Stones don't grow out of one another in this way. It's .. . it's uncanny."
"Stones don't carry you five miles through the air,usually," Arglay said drily. "I think you're straining at a gnat. Still The perfect ease with which the Stone had recreated itself, a ghastly feeling of its capacity to go on producing copies of itself to infinity, the insane simplicity, the grotesque finality, of the result, weighed on his mind, and he fell silent.
Sir Giles, alert and eager, picked them up. "Just a moment," he said, "let me weigh them."
He went to a corner of the room where a small balance stood in a glass case, and put one of the Stones on the scales. For a minute he stared at it, then he looked over his shoulder at the Chief Justice.
"I say, Arglay," he cried, "it doesn't weigh anything."
"Doesn't weigh-" Lord Arglay went across to him. The Stone lay in the middle of the scale, which remained perfectly poised, balanced against its fellow, apparently unweighted by what it bore.
"But-" Arglay said, "but- But it does weigh. . . . I mean I can feel its pressure if I hold it. Very light, but definite."
"Well, there you are," Giles said. "Look at it." With the tweezers he picked up a gramme weight and dropped it on the other scale, which immediately sank gently under it.
"There," he said, "the balances are all right. ltjust doesn't weigh." He took up the Stone and they returned to the table, where all three stood staring at the marvel, until Sir Giles grew impatient.
"We look like Hottentots staring at an aeroplane," he said. "Reginald, you baboon-headed cockatoo, show a little gratitude. Here instead of a mere chip you can give every one of your degenerate Jew millionaires a stone as big as the first one, and you stand gaping like a cow with the foot-and-mouth disease."
Reginald made an effort at recovery. "Yes," he answered rather quaveringly, "yes, of course I see that. It made me feel funny somehow. But-yes, of course. It'll save any difficulty about chipping the original, and they'll look much better-much. Can I leave them here to-night?"

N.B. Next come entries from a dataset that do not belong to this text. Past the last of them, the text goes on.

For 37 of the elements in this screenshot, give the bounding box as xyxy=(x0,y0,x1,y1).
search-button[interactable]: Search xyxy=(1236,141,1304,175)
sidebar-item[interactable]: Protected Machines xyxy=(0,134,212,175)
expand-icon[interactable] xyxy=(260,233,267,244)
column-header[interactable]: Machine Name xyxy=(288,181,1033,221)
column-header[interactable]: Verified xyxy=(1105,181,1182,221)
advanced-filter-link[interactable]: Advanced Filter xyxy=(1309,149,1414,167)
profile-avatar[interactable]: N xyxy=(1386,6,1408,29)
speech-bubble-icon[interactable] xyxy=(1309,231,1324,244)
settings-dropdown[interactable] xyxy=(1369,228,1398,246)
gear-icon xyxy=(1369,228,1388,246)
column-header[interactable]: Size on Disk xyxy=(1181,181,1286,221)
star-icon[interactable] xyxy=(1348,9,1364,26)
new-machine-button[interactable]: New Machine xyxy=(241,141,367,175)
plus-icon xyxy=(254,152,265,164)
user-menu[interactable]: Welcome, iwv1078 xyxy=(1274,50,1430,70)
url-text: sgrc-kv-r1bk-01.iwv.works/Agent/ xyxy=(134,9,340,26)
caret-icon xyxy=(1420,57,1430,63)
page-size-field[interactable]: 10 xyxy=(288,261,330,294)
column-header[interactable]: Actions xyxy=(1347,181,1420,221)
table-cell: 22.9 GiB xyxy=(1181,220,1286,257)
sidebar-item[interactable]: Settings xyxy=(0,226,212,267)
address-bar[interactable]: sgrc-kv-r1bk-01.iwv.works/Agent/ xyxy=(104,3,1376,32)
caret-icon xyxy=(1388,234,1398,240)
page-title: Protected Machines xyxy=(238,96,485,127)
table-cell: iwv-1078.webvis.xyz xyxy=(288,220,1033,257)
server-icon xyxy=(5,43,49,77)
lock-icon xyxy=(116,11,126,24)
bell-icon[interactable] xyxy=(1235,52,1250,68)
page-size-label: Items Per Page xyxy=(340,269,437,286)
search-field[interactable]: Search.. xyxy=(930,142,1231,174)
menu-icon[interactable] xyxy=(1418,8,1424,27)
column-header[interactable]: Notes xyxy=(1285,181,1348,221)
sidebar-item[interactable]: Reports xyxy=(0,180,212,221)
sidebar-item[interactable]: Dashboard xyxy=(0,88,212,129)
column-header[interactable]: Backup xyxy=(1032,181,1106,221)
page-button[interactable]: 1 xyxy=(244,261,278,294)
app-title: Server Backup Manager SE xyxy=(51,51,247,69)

"Why, you're scared out of what wits you've got," Sir Giles said. "What about you, Arglay? Will you have one?"
"No," Lord Arglay said soberly. "I think not; not to-night. I feel rather as if I'd been scared out of what wits I'd got, and was just getting over it. If I were you, Reginald, I should think a great many times before I started that transport scheme of yours."
"Eh?" said Reginald. "But surely Sir Giles is right? This'll make it even easier."
"Just as you like," Lord Arglay said. "I think I will go now, Tumulty. I should like to come and see it again soon, if I may." Sir Giles nodded casually, and as casually bade his visitors good-night.
On the way back to town Lord Arglay said very little, and ignored Reginald's occasional outbreaks of mingled hope and nervousness.